Surprisingly, some of the most affordable colleges turn out to be private institutions, including Catholic colleges and universities that keep tuition prices low while offering generous financial aid packages. For example, at my university, Trinity in Washington, a historic Catholic women’s college now serving a distinctively low income population of students from D.C. and the surrounding region, our full-time tuition of $20,970 is much less than that of other private universities in the region. With Trinity scholarships and other grants, a typical student might have a final bill of $4,000 or less before considering loans.
Like most college students in America, Trinity students take out federal student loans. Congress just passed legislation to keep the interest rate low this year, although the law allows the future rate to rise with market rates. The average student debt for federal loans today is
$26,000, about the cost of a new car, but with a ten-year payment plan.

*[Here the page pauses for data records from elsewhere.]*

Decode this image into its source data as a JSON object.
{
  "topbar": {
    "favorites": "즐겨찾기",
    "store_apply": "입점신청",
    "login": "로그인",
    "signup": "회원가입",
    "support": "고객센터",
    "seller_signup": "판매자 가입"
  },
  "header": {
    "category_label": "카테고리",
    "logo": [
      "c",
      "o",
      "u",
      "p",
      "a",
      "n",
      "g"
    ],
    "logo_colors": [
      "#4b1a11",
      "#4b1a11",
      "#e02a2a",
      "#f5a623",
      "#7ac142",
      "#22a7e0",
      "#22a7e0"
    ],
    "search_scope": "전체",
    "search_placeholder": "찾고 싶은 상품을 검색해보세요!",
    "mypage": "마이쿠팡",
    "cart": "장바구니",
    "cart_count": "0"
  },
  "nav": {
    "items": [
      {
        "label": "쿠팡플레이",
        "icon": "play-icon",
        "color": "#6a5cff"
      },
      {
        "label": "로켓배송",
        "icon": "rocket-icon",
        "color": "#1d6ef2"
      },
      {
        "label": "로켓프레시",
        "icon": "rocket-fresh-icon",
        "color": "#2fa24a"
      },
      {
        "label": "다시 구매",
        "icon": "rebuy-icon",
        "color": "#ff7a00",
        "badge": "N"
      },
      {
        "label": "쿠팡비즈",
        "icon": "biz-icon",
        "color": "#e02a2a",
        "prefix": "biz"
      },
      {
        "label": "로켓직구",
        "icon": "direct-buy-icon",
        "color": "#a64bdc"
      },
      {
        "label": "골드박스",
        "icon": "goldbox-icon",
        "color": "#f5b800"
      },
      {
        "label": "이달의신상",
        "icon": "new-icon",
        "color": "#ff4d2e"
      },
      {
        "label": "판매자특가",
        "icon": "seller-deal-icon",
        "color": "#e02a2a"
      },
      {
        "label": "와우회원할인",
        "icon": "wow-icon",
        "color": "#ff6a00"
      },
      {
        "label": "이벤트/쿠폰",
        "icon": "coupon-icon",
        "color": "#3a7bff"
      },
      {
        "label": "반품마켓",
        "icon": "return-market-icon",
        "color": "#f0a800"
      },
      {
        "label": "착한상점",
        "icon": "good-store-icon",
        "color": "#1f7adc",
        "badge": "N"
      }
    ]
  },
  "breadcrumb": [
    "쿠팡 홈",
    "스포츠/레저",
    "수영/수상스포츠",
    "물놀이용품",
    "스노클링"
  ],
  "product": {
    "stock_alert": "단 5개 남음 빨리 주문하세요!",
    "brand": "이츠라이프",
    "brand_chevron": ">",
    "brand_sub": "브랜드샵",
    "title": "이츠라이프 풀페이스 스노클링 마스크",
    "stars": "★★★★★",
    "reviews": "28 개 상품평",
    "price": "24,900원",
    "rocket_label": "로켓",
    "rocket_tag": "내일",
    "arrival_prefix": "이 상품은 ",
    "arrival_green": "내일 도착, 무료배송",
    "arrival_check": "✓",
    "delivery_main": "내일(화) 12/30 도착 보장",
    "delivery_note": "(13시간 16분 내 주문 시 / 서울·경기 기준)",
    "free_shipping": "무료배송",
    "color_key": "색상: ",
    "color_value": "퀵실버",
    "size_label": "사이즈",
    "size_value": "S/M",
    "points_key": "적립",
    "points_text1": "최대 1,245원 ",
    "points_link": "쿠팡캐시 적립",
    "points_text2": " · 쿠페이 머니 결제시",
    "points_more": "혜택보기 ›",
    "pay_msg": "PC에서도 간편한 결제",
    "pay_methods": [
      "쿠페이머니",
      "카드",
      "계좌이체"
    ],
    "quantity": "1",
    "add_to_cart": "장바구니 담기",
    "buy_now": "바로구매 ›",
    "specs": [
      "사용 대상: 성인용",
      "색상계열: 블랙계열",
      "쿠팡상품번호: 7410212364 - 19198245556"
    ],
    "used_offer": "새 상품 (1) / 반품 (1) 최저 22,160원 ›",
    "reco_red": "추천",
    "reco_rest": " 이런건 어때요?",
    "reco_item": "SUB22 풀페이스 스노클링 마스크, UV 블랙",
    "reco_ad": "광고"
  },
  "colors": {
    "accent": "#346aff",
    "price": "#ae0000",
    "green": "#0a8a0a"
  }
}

Colleges also have a serious obligation to control costs and to be completely transparent about financial aid, including making the long-term implications of taking on a loan clear to student borrowers. But the bottom line is simply this: students can control how much debt they will assume by choosing colleges they can actually afford to attend. The key steps to making the right choice include:
· Find out the total cost of attendance which is not only tuition, but also room and board, books and transportation, and incidentals to attend this college;
· Fill out the federal FAFSA (Free Application for Federal Student Aid) form as soon as possible to get the prospective colleges to develop your financial aid package;
· Compare costs and financial aid packages across several institutions;
· If loans are necessary find out up front what the total debt will be and how much the monthly payments will be after graduation;
· Make a realistic choice about which college has the best value – the combination of excellent educational results and affordability – and do not be dazzled by the nice things that are extraneous to a great learning experience (e.g., extravagant recreational facilities, famous football teams, elaborate residence halls) that tack on costs without necessarily adding significant value to your college outcomes.
Choosing a college is one of life’s most exciting and expensive propositions – right up there with buying a house. Taking the time to shop around, comparing prices and negotiating the ultimate bottom line costs will help students to reap great benefits from the college experience while reaching graduation day without crushing debt.
Patricia McGuire is president of Trinity Washington University.